Com cerca de 250 associados, a Appec continua funcionando. Até o fim do ano, haverá a eleição de uma nova diretoria.
“Se tudo der certo, depois dessa eleição vamos entrar com uma ação coletiva de dumping social, que é quando a expectativa do contratante é frustrada pela empresa”, afirma Ferreira.
O dumping social se caracteriza pelo descumprimento de normas trabalhistas como estratégia, por parte do empregador, para reduzir custos de produção e maximizar seus lucros, gerando danos à sociedade.
O valor a ser pago pela empresa, em caso de condenação, não é previamente definido e depende de cada situação.
São raros os juízes que admitem que um trabalhador peça uma indenização por dano social, por meio de uma ação individual. Por isso, Ferreira busca aprovar, por meio da Appec, a abertura da ação coletiva.
“Quando a Uber entra, ela alicia o motorista e compra o mercado dele por ninharia. Então, hoje não existe mais a profissão de motorista [fora dos aplicativos], não tem mais mercado interno para explorar”, analisa.
“A Uber e os seus concorrentes disputam mercado e esmagam a condição do motorista poder negociar e dar preço a suas corridas.”
Outro lado
O Brasil de Fato entrou em contato com a Uber e apresentou as críticas e acusações feitas pelo motorista Rodrigo Leonardo Silva Ferreira.
A empresa respondeu por meio de nota e defendeu a inexistência de vínculo com os motoristas cadastrados no aplicativo.
Confira na íntegra:
“Os motoristas parceiros não são empregados e nem prestam serviço à Uber, eles são profissionais independentes que contratam a tecnologia de intermediação de viagens oferecida pela empresa por meio do aplicativo.

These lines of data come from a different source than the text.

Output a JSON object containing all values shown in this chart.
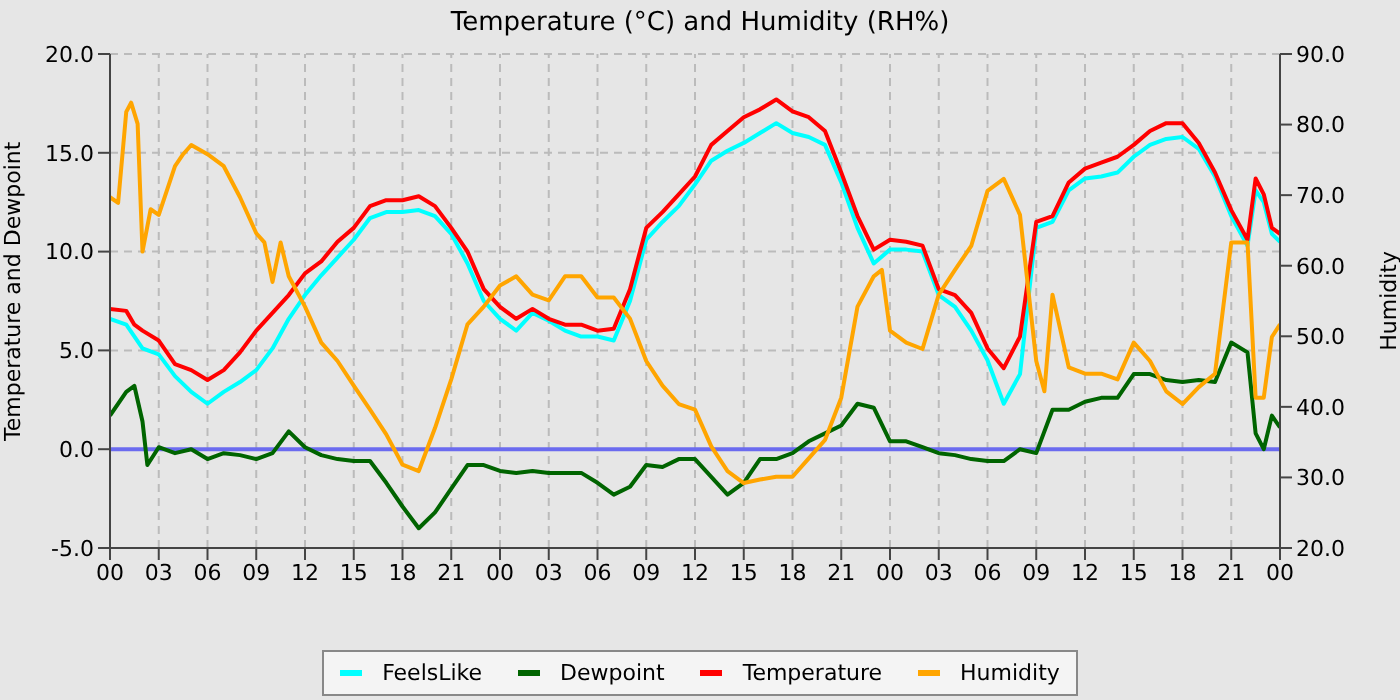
{
  "chart_data": {
    "type": "line",
    "title": "Temperature (°C) and Humidity (RH%)",
    "ylabel": "Temperature and Dewpoint",
    "y2label": "Humidity",
    "xlim": [
      0,
      72
    ],
    "xticks": [
      {
        "value": 0,
        "label": "00"
      },
      {
        "value": 3,
        "label": "03"
      },
      {
        "value": 6,
        "label": "06"
      },
      {
        "value": 9,
        "label": "09"
      },
      {
        "value": 12,
        "label": "12"
      },
      {
        "value": 15,
        "label": "15"
      },
      {
        "value": 18,
        "label": "18"
      },
      {
        "value": 21,
        "label": "21"
      },
      {
        "value": 24,
        "label": "00"
      },
      {
        "value": 27,
        "label": "03"
      },
      {
        "value": 30,
        "label": "06"
      },
      {
        "value": 33,
        "label": "09"
      },
      {
        "value": 36,
        "label": "12"
      },
      {
        "value": 39,
        "label": "15"
      },
      {
        "value": 42,
        "label": "18"
      },
      {
        "value": 45,
        "label": "21"
      },
      {
        "value": 48,
        "label": "00"
      },
      {
        "value": 51,
        "label": "03"
      },
      {
        "value": 54,
        "label": "06"
      },
      {
        "value": 57,
        "label": "09"
      },
      {
        "value": 60,
        "label": "12"
      },
      {
        "value": 63,
        "label": "15"
      },
      {
        "value": 66,
        "label": "18"
      },
      {
        "value": 69,
        "label": "21"
      },
      {
        "value": 72,
        "label": "00"
      }
    ],
    "ylim": [
      -5,
      20
    ],
    "yticks": [
      {
        "value": -5,
        "label": "-5.0"
      },
      {
        "value": 0,
        "label": "0.0"
      },
      {
        "value": 5,
        "label": "5.0"
      },
      {
        "value": 10,
        "label": "10.0"
      },
      {
        "value": 15,
        "label": "15.0"
      },
      {
        "value": 20,
        "label": "20.0"
      }
    ],
    "y2lim": [
      20,
      90
    ],
    "y2ticks": [
      {
        "value": 20,
        "label": "20.0"
      },
      {
        "value": 30,
        "label": "30.0"
      },
      {
        "value": 40,
        "label": "40.0"
      },
      {
        "value": 50,
        "label": "50.0"
      },
      {
        "value": 60,
        "label": "60.0"
      },
      {
        "value": 70,
        "label": "70.0"
      },
      {
        "value": 80,
        "label": "80.0"
      },
      {
        "value": 90,
        "label": "90.0"
      }
    ],
    "grid": true,
    "legend": "bottom",
    "ref_lines": [
      {
        "axis": "y",
        "value": 0,
        "color": "#6b6bef"
      }
    ],
    "series": [
      {
        "name": "FeelsLike",
        "color": "#00ffff",
        "x": [
          0,
          1,
          2,
          3,
          4,
          5,
          6,
          7,
          8,
          9,
          10,
          11,
          12,
          13,
          14,
          15,
          16,
          17,
          18,
          19,
          20,
          21,
          22,
          23,
          24,
          25,
          26,
          27,
          28,
          29,
          30,
          31,
          32,
          33,
          34,
          35,
          36,
          37,
          38,
          39,
          40,
          41,
          42,
          43,
          44,
          45,
          46,
          47,
          48,
          49,
          50,
          51,
          52,
          53,
          54,
          55,
          56,
          57,
          58,
          59,
          60,
          61,
          62,
          63,
          64,
          65,
          66,
          67,
          68,
          69,
          70,
          70.5,
          71,
          71.5,
          72
        ],
        "values": [
          6.6,
          6.3,
          5.1,
          4.8,
          3.7,
          2.9,
          2.3,
          2.9,
          3.4,
          4.0,
          5.1,
          6.6,
          7.8,
          8.8,
          9.7,
          10.6,
          11.7,
          12.0,
          12.0,
          12.1,
          11.8,
          10.9,
          9.4,
          7.5,
          6.6,
          6.0,
          6.9,
          6.5,
          6.0,
          5.7,
          5.7,
          5.5,
          7.5,
          10.6,
          11.5,
          12.3,
          13.4,
          14.6,
          15.1,
          15.5,
          16.0,
          16.5,
          16.0,
          15.8,
          15.4,
          13.5,
          11.2,
          9.4,
          10.1,
          10.1,
          10.0,
          7.8,
          7.2,
          6.0,
          4.5,
          2.3,
          3.8,
          11.2,
          11.5,
          13.1,
          13.7,
          13.8,
          14.0,
          14.8,
          15.4,
          15.7,
          15.8,
          15.2,
          13.8,
          11.8,
          10.3,
          13.1,
          12.5,
          10.9,
          10.5
        ]
      },
      {
        "name": "Dewpoint",
        "color": "#006400",
        "x": [
          0,
          1,
          1.5,
          2,
          2.3,
          3,
          4,
          5,
          6,
          7,
          8,
          9,
          10,
          11,
          12,
          13,
          14,
          15,
          16,
          17,
          18,
          19,
          20,
          21,
          22,
          23,
          24,
          25,
          26,
          27,
          28,
          29,
          30,
          31,
          32,
          33,
          34,
          35,
          36,
          37,
          38,
          39,
          40,
          41,
          42,
          43,
          44,
          45,
          46,
          47,
          48,
          49,
          50,
          51,
          52,
          53,
          54,
          55,
          56,
          57,
          58,
          59,
          60,
          61,
          62,
          63,
          64,
          65,
          66,
          67,
          68,
          69,
          70,
          70.5,
          71,
          71.5,
          72
        ],
        "values": [
          1.7,
          2.9,
          3.2,
          1.4,
          -0.8,
          0.1,
          -0.2,
          0.0,
          -0.5,
          -0.2,
          -0.3,
          -0.5,
          -0.2,
          0.9,
          0.1,
          -0.3,
          -0.5,
          -0.6,
          -0.6,
          -1.7,
          -2.9,
          -4.0,
          -3.2,
          -2.0,
          -0.8,
          -0.8,
          -1.1,
          -1.2,
          -1.1,
          -1.2,
          -1.2,
          -1.2,
          -1.7,
          -2.3,
          -1.9,
          -0.8,
          -0.9,
          -0.5,
          -0.5,
          -1.4,
          -2.3,
          -1.7,
          -0.5,
          -0.5,
          -0.2,
          0.4,
          0.8,
          1.2,
          2.3,
          2.1,
          0.4,
          0.4,
          0.1,
          -0.2,
          -0.3,
          -0.5,
          -0.6,
          -0.6,
          0.0,
          -0.2,
          2.0,
          2.0,
          2.4,
          2.6,
          2.6,
          3.8,
          3.8,
          3.5,
          3.4,
          3.5,
          3.4,
          5.4,
          4.9,
          0.8,
          0.0,
          1.7,
          1.1
        ]
      },
      {
        "name": "Temperature",
        "color": "#ff0000",
        "x": [
          0,
          1,
          1.5,
          2,
          3,
          4,
          5,
          6,
          7,
          8,
          9,
          10,
          11,
          12,
          13,
          14,
          15,
          16,
          17,
          18,
          19,
          20,
          21,
          22,
          23,
          24,
          25,
          26,
          27,
          28,
          29,
          30,
          31,
          32,
          33,
          34,
          35,
          36,
          37,
          38,
          39,
          40,
          41,
          42,
          43,
          44,
          45,
          46,
          47,
          48,
          49,
          50,
          51,
          52,
          53,
          54,
          55,
          56,
          57,
          58,
          59,
          60,
          61,
          62,
          63,
          64,
          65,
          66,
          67,
          68,
          69,
          70,
          70.5,
          71,
          71.5,
          72
        ],
        "values": [
          7.1,
          7.0,
          6.3,
          6.0,
          5.5,
          4.3,
          4.0,
          3.5,
          4.0,
          4.9,
          6.0,
          6.9,
          7.8,
          8.9,
          9.5,
          10.5,
          11.2,
          12.3,
          12.6,
          12.6,
          12.8,
          12.3,
          11.2,
          10.0,
          8.1,
          7.2,
          6.6,
          7.1,
          6.6,
          6.3,
          6.3,
          6.0,
          6.1,
          8.1,
          11.2,
          12.0,
          12.9,
          13.8,
          15.4,
          16.1,
          16.8,
          17.2,
          17.7,
          17.1,
          16.8,
          16.1,
          14.0,
          11.8,
          10.1,
          10.6,
          10.5,
          10.3,
          8.1,
          7.8,
          6.9,
          5.1,
          4.1,
          5.7,
          11.5,
          11.8,
          13.5,
          14.2,
          14.5,
          14.8,
          15.4,
          16.1,
          16.5,
          16.5,
          15.5,
          14.0,
          12.1,
          10.6,
          13.7,
          12.9,
          11.2,
          10.9
        ]
      },
      {
        "name": "Humidity",
        "color": "#ffa500",
        "axis": "y2",
        "x": [
          0,
          0.5,
          1,
          1.3,
          1.7,
          2,
          2.5,
          3,
          4,
          4.5,
          5,
          6,
          7,
          8,
          9,
          9.5,
          10,
          10.5,
          11,
          12,
          13,
          14,
          15,
          16,
          17,
          18,
          19,
          20,
          21,
          22,
          23,
          24,
          25,
          26,
          27,
          28,
          29,
          30,
          31,
          32,
          33,
          34,
          35,
          36,
          37,
          38,
          39,
          40,
          41,
          42,
          43,
          44,
          45,
          46,
          47,
          47.5,
          48,
          49,
          50,
          51,
          52,
          53,
          54,
          55,
          56,
          57,
          57.5,
          58,
          59,
          60,
          61,
          62,
          63,
          64,
          65,
          66,
          67,
          68,
          69,
          70,
          70.5,
          71,
          71.5,
          72
        ],
        "values": [
          69.7,
          68.9,
          81.8,
          83.1,
          80.1,
          62.0,
          68.0,
          67.2,
          74.1,
          75.8,
          77.1,
          75.8,
          74.1,
          69.7,
          64.6,
          63.3,
          57.7,
          63.3,
          58.5,
          54.2,
          49.1,
          46.5,
          43.0,
          39.6,
          36.1,
          31.8,
          30.9,
          37.0,
          43.9,
          51.7,
          54.2,
          57.2,
          58.5,
          55.9,
          55.1,
          58.5,
          58.5,
          55.5,
          55.5,
          52.5,
          46.5,
          43.0,
          40.4,
          39.6,
          34.4,
          30.9,
          29.2,
          29.7,
          30.1,
          30.1,
          32.7,
          35.3,
          41.3,
          54.2,
          58.5,
          59.4,
          50.8,
          49.1,
          48.2,
          55.9,
          59.4,
          62.8,
          70.6,
          72.3,
          67.2,
          46.5,
          42.2,
          55.9,
          45.6,
          44.7,
          44.7,
          43.9,
          49.1,
          46.5,
          42.2,
          40.4,
          42.8,
          44.7,
          63.3,
          63.3,
          41.3,
          41.3,
          49.9,
          51.7
        ]
      }
    ]
  }
}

Dessa forma, não há subordinação na relação, pois a Uber não exerce controle sobre os motoristas, que escolhem quando e como usar a tecnologia da empresa.

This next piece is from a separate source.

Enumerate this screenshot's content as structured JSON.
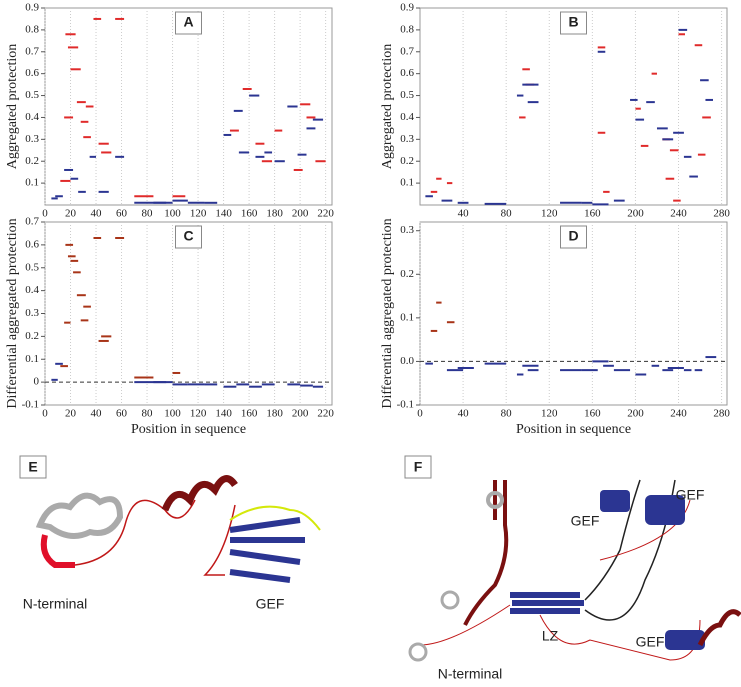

Os motoristas escolhem livremente os dias e horários de uso do aplicativo, se aceitam ou não viagens e, mesmo depois disso, ainda existe a possibilidade de cancelamento. Não existem metas a serem cumpridas, não se exige número mínimo de viagens, não existe chefe para supervisionar o serviço, não há obrigação de exclusividade na contratação da empresa e não existe controle ou determinação de cumprimento de jornada mínima.

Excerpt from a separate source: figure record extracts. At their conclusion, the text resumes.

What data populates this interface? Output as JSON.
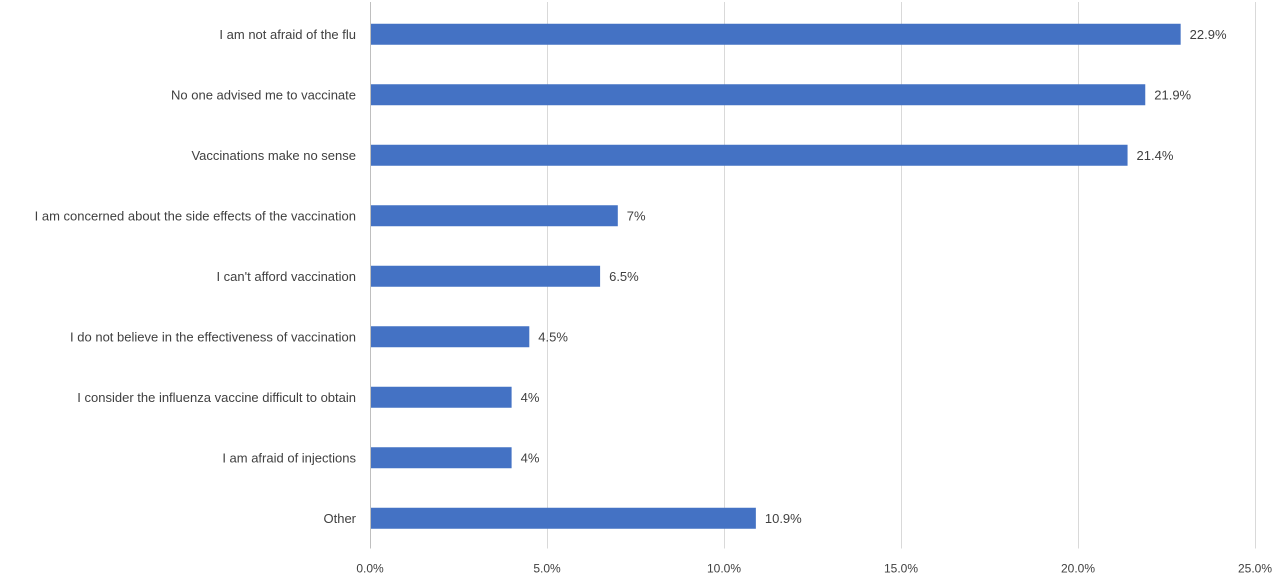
{
  "chart_data": {
    "type": "bar",
    "orientation": "horizontal",
    "categories": [
      "I am not afraid of the flu",
      "No one advised me to vaccinate",
      "Vaccinations make no sense",
      "I am concerned about the side effects of the vaccination",
      "I can't afford vaccination",
      "I do not believe in the effectiveness of vaccination",
      "I consider the influenza vaccine difficult to obtain",
      "I am afraid of injections",
      "Other"
    ],
    "values": [
      22.9,
      21.9,
      21.4,
      7,
      6.5,
      4.5,
      4,
      4,
      10.9
    ],
    "value_labels": [
      "22.9%",
      "21.9%",
      "21.4%",
      "7%",
      "6.5%",
      "4.5%",
      "4%",
      "4%",
      "10.9%"
    ],
    "xticks": [
      0,
      5,
      10,
      15,
      20,
      25
    ],
    "xtick_labels": [
      "0.0%",
      "5.0%",
      "10.0%",
      "15.0%",
      "20.0%",
      "25.0%"
    ],
    "xlim": [
      0,
      25
    ],
    "title": "",
    "xlabel": "",
    "ylabel": "",
    "grid": "vertical",
    "legend": "none",
    "bar_color": "#4472c4"
  }
}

Nos últimos anos, os tribunais brasileiros vêm construindo sólida jurisprudência confirmando o fato de não haver relação de emprego entre a Uber e os motoristas parceiros, apontando a inexistência de onerosidade, habitualidade, pessoalidade e subordinação, requisitos que configurariam vínculo empregatício. Em todo o país, já são mais de 900 decisões de Tribunais Regionais e Varas do Trabalho neste sentido, além de julgamentos no STJ (Superior Tribunal de Justiça) e quatro decisões no TST (Tribunal Superior do Trabalho).”